La maison de Dubillard · Éric Vigner

La maison de Dubillard · Éric Vigner
Dubillard: un manifeste poétique.
Note d’intention & entretien
Éric Vigner
Oct 2003
CDDB-Théâtre de Lorient
Langue: Français
Tous droits réservés

La maison de DUBILLARD

Éric Vigner · Octobre 2003

La bonne porte

"J'y suis entré par hasard dans la maison de ROLAND DUBILLARD, par la petite porte à la fin de l'adolescence et j'y suis resté. La première fois, c'était en Bretagne au Conservatoire de Région. Deux amis présentaient une scène de LA MAISON D'OS: rien compris. J'ai tendu l'oreille, intrigué, puis je l'ai travaillé pour le concours d'entrée du Conservatoire d'Art Dramatique de Paris.
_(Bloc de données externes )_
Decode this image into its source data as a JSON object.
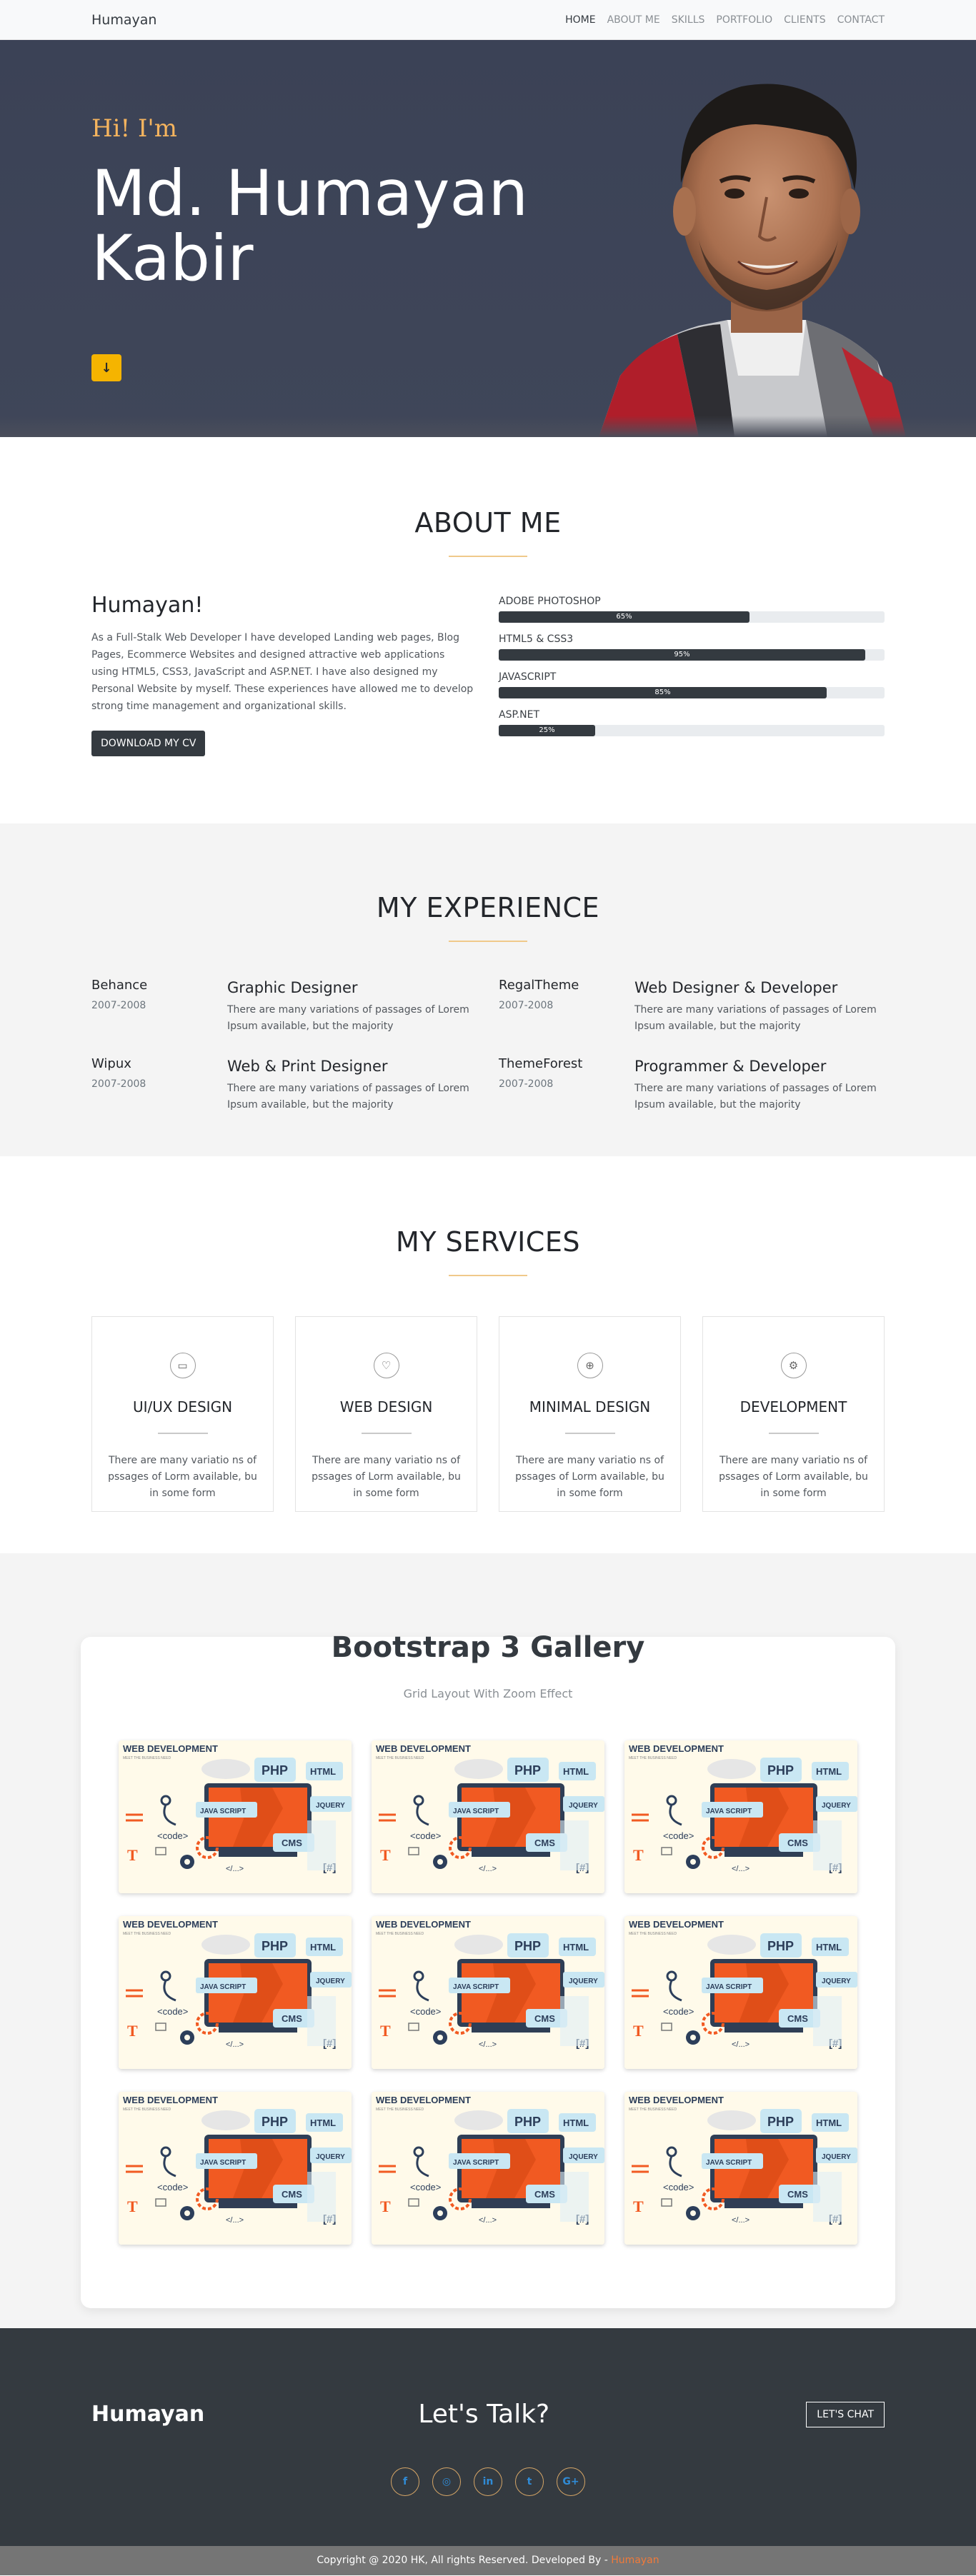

Quand quelques années plus tard il s'est agi de devenir un homme sans pour autant oublier l'enfance et ses terrains de jeux mais de manifester son désir et de ne pas céder là-dessus, LA MAISON D'OS est revenue à la mémoire tout simplement, elle y avait toujours été. Elle n'était plus visitée depuis une trentaine d'années et c'est alors que cette jeune Suzanne M, cette très jeune compagnie de théâtre avait décidé de l'habiter et de faire territoire de ce chef-d'oeuvre de la littérature théâtrale de la seconde moitié du XXe siècle.
Suzanne M avait adopté le mot d'ordre libérateur de DUBILLARD Mieux vaut parler comme on veut que comme il faut. Ou alors, je vais me taire. C'est à choisir, celui-là même qui avait présidé à la création de LA MAISON D'OS.

Ce texte s'offrait à nous comme la matière qui allait fonder les bases du nouveau théâtre que nous voulions construire: un manifeste poétique pour inventer l'avenir par le théâtre exactement. J'ouvre le livre et la plongée est imminente à l'intérieur de soi.
C'est là, la connaissance directe de DUBILLARD, ou non, ça ne s'explique pas, ça se comprend de la manière dont ça se sent, ça échappe à la réduction analytique, on y adhère totalement, à tout sinon rien.

J'ai retrouvé ce sentiment avec DURAS et j'ai eu la chance de connaître les deux, en chair et en os.

C'est une histoire de famille, il y a la famille DUBILLARD comme il y a celle de DURAS, c'est-à-dire, une adhésion irrémédiable et durable, immédiate et profondément intime, à l'oeuvre et à la nature si particulière de sa relation au monde (personnelle), qui avance par liens, DUBILLARD avant Internet, le coeur en plus, par bonds, par fragments, par bouts de mémoire et de sensations, collisions, emboîtements, il n'y a pas de logique déterminée de l'oeuvre au commencement, seulement le sentiment qui conduit à la nécessité d'écrire, son flux, pas de fin programmée, pas possible, plutôt un va-et-vient, à la "va comme je te pousse", une multitude de points exemplaires et autonomes qui finissent par former un tout, comme on dirait de l'oeil d'une mouche aussitôt diffracté.

L'œuvre de DUBILLARD initiera artistiquement toute une vie, la mienne en particulier, mais aussi celles des enfants de la maison, ceux qui savent encore aujourd'hui que jouer est un jeu, ceux qui n'ont pas oublié les jardins d'enfance."